Radiomics, tumor volume and blood biomarkers for early prediction of pseudoprogression in metastatic melanoma patients treated with immune checkpoint inhibition

Radiomics, tumor volume and blood biomarkers for early prediction of pseudoprogression in metastatic melanoma patients treated with immune checkpoint inhibition:

Purpose: We assessed the predictive potential of PET/CT-based radiomics, lesion volume, and routine blood markers for early differentiation of pseudoprogression from true progression at 3 months. Experimental Design: 112 metastatic melanoma patients treated with immune checkpoint inhibition. Median follow-up: 22 months. All 716 metastases were segmented individually on CT and FDG-PET imaging at 3 time-points: baseline (TP0), 3 months (TP1), 6 months (TP2). Response was defined on a lesion-individual level (RECIST 1.1) and retrospectively correlated with FDG-PET/CT radiomic-features and the blood-markers LDH/S100. Seven multivariate prediction model-classes were generated.
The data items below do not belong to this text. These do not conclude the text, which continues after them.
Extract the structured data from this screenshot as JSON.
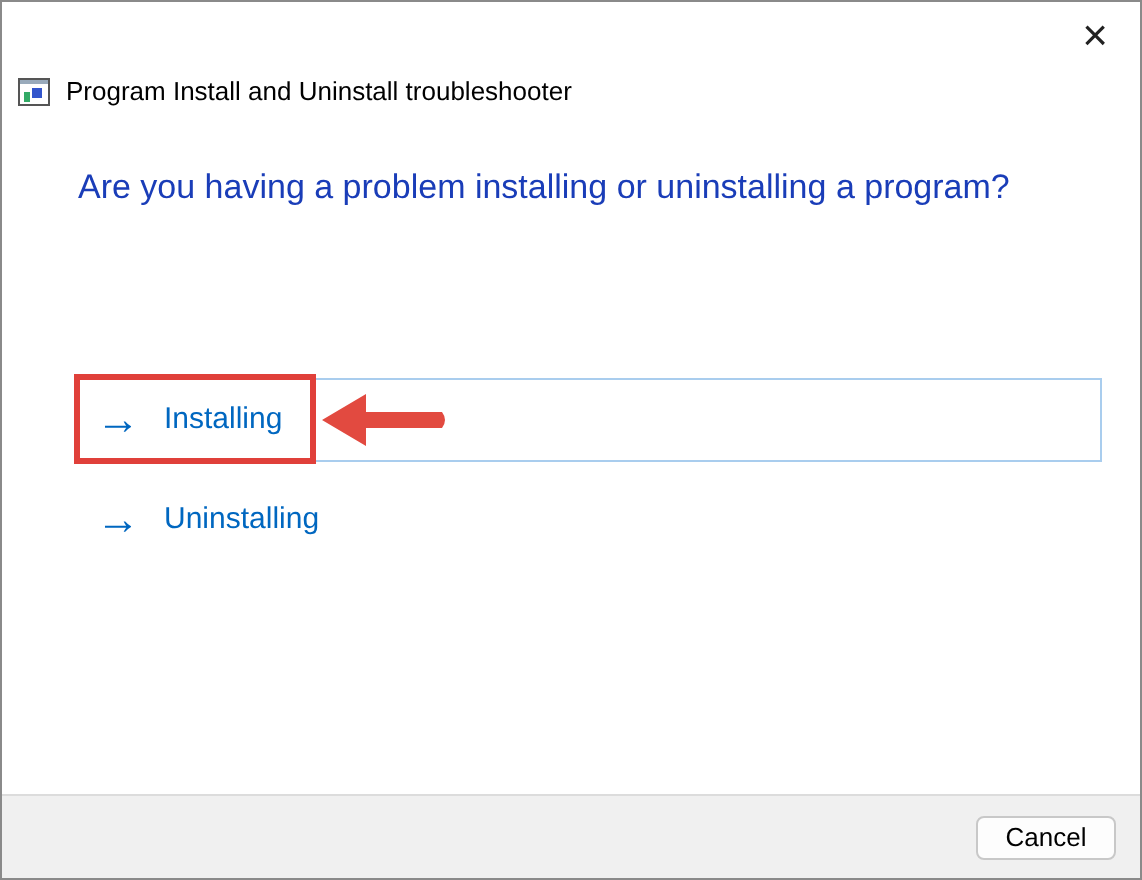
{
  "window": {
    "title": "Program Install and Uninstall troubleshooter",
    "close": "×"
  },
  "question": "Are you having a problem installing or uninstalling a program?",
  "options": [
    {
      "arrow": "→",
      "label": "Installing",
      "selected": true,
      "annotated": true
    },
    {
      "arrow": "→",
      "label": "Uninstalling",
      "selected": false,
      "annotated": false
    }
  ],
  "buttons": [
    "Cancel"
  ]
}
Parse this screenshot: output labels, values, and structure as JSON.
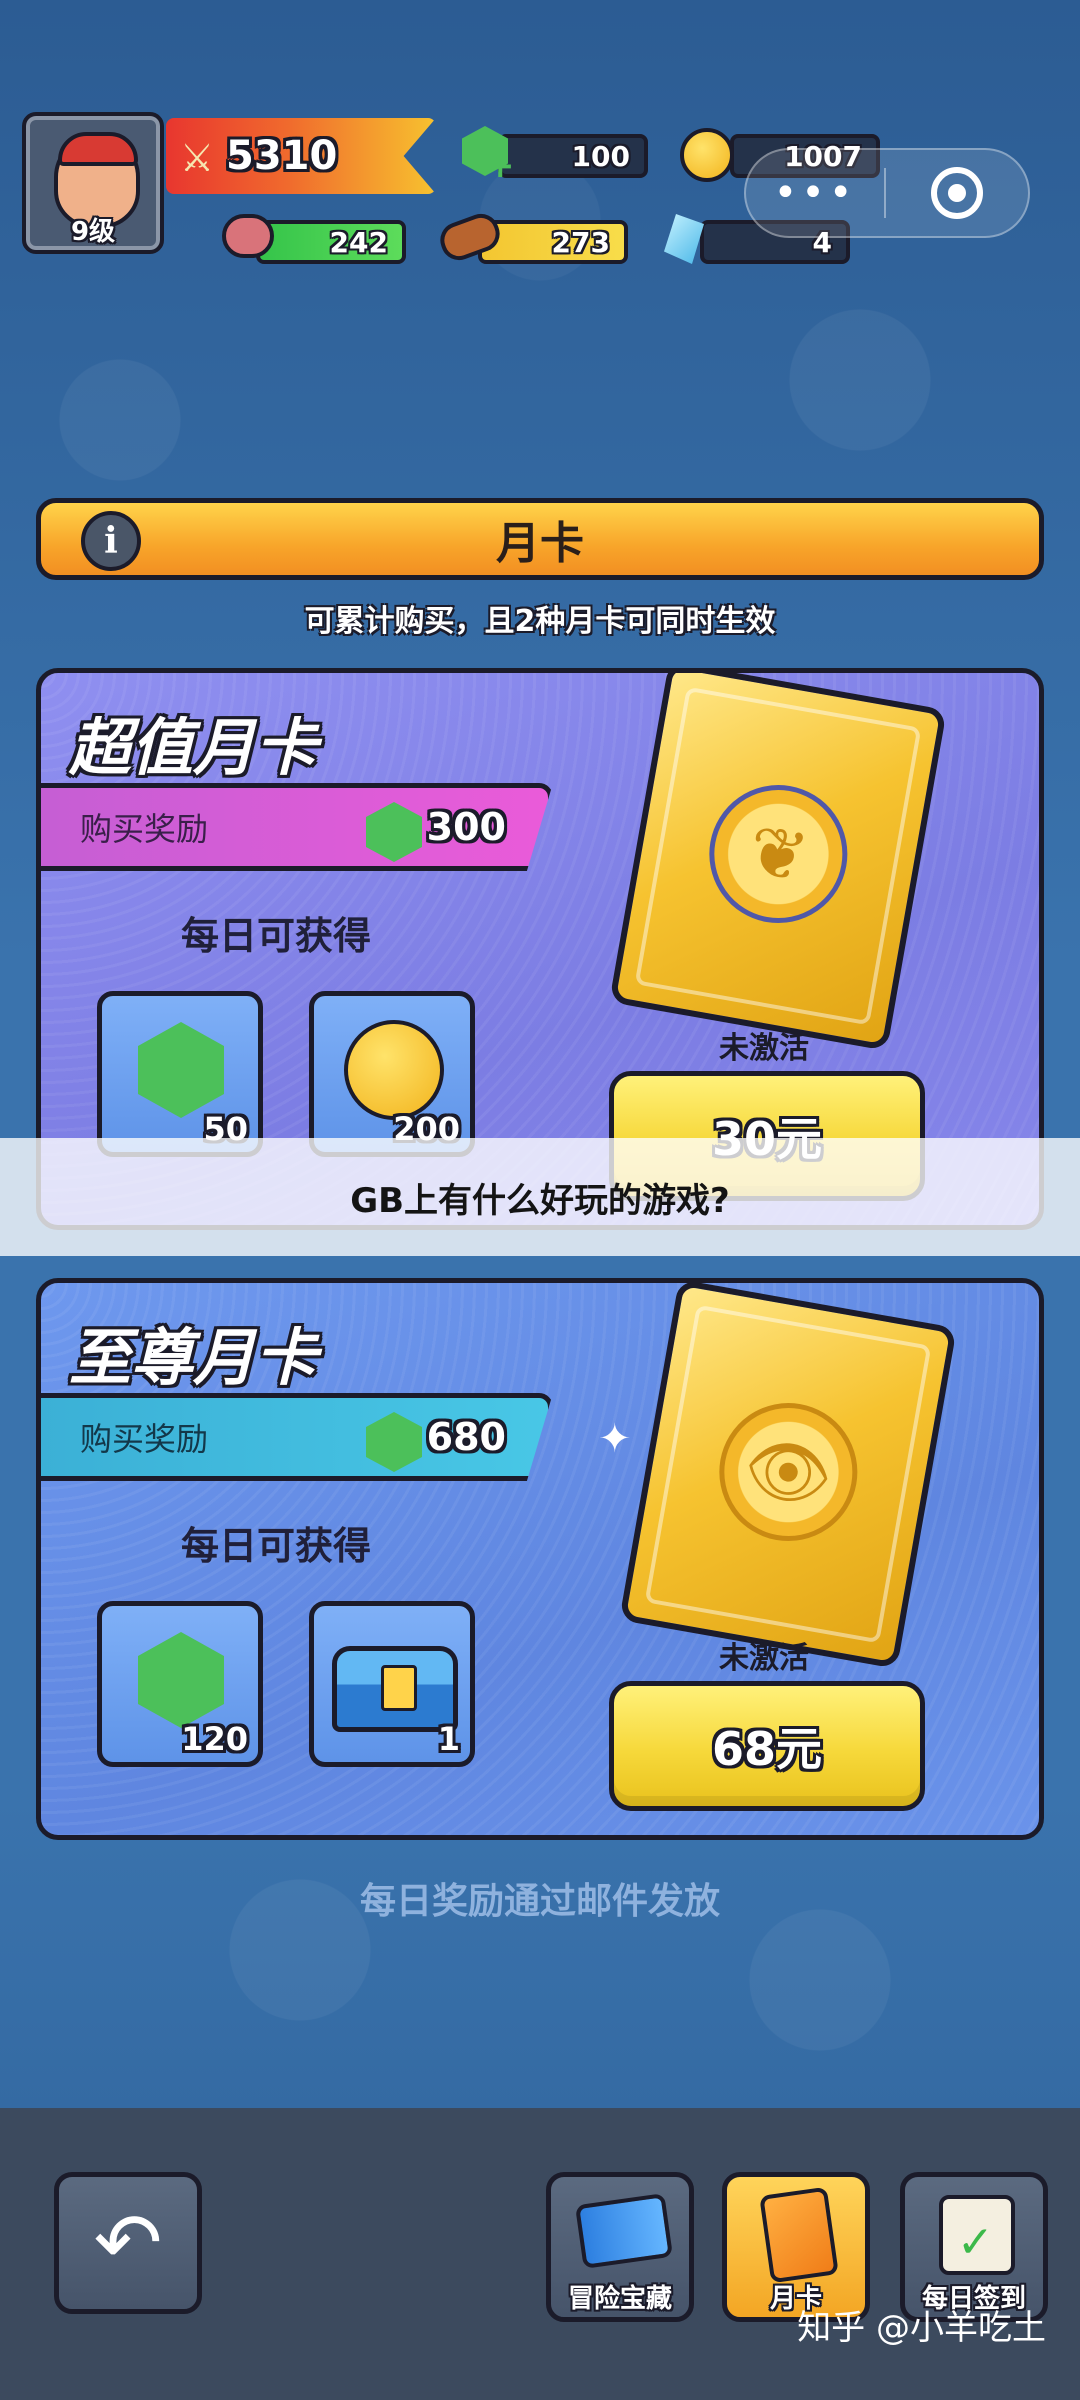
{
  "hud": {
    "level": "9级",
    "power": "5310",
    "gems": "100",
    "coins": "1007",
    "meat": "242",
    "wood": "273",
    "crystals": "4"
  },
  "capsule": {
    "menu_glyph": "•••",
    "close_glyph": "◎"
  },
  "header": {
    "info_glyph": "i",
    "title": "月卡",
    "subtitle": "可累计购买，且2种月卡可同时生效"
  },
  "cards": [
    {
      "title": "超值月卡",
      "reward_label": "购买奖励",
      "reward_amount": "300",
      "daily_label": "每日可获得",
      "items": [
        {
          "icon": "gem-icon",
          "count": "50"
        },
        {
          "icon": "coin-icon",
          "count": "200"
        }
      ],
      "status": "未激活",
      "price": "30元"
    },
    {
      "title": "至尊月卡",
      "reward_label": "购买奖励",
      "reward_amount": "680",
      "daily_label": "每日可获得",
      "items": [
        {
          "icon": "gem-icon",
          "count": "120"
        },
        {
          "icon": "chest-icon",
          "count": "1"
        }
      ],
      "status": "未激活",
      "price": "68元"
    }
  ],
  "overlay": {
    "question": "GB上有什么好玩的游戏?"
  },
  "footer_note": "每日奖励通过邮件发放",
  "bottom_nav": {
    "back_glyph": "↶",
    "items": [
      {
        "label": "冒险宝藏",
        "icon": "ticket-icon"
      },
      {
        "label": "月卡",
        "icon": "month-card-icon",
        "active": true
      },
      {
        "label": "每日签到",
        "icon": "calendar-check-icon"
      }
    ]
  },
  "watermark": "知乎 @小羊吃土",
  "colors": {
    "accent_orange": "#f8a52a",
    "card_purple": "#7c7de3",
    "card_blue": "#5f86e0",
    "price_yellow": "#f6d83a",
    "gem_green": "#4cc05a"
  }
}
Results: 2-year (median) overall survival, progression-free survival and immune-progression-free survival were 69% (not reached), 24% (6 months) and 42% (16 months). At 3 months, 106 (16%) lesions had progressed, of which 30 (5%) were identified as pseudoprogression at 6 months. Patients with pseudoprogressive lesions and without true-progressive lesions had a similar outcome to responding patients and a significantly better 2-year overall survival of 100% (30 months), compared to 15% (10 months) in patients with true progressions/without pseudoprogression (p=0.002). Patients with mixed progressive/pseudoprogressive lesions were in between at 53% (25 months). The blood prediction-model (LDH+S100) achieved an AUC=0.71. Higher LDH/S100 values indicated a low chance of pseudoprogression. Volume-based models: AUC=0.72 (TP1) and AUC=0.80 (delta-volume between TP0/TP1). Radiomics-models (including/excluding volume-related features): AUC=0.79/0.78. Combined blood/volume-model: AUC=0.79. Combined blood/radiomics-model (including volume-related features): AUC=0.78. The combined blood/radiomics-model (excluding volume-related features) performed best: AUC=0.82. Conclusions: Non-invasive PET/CT-based radiomics, especially in combination with blood parameters, are promising biomarkers for early differentiation of pseudoprogression, potentially avoiding added toxicity or delayed treatment switch.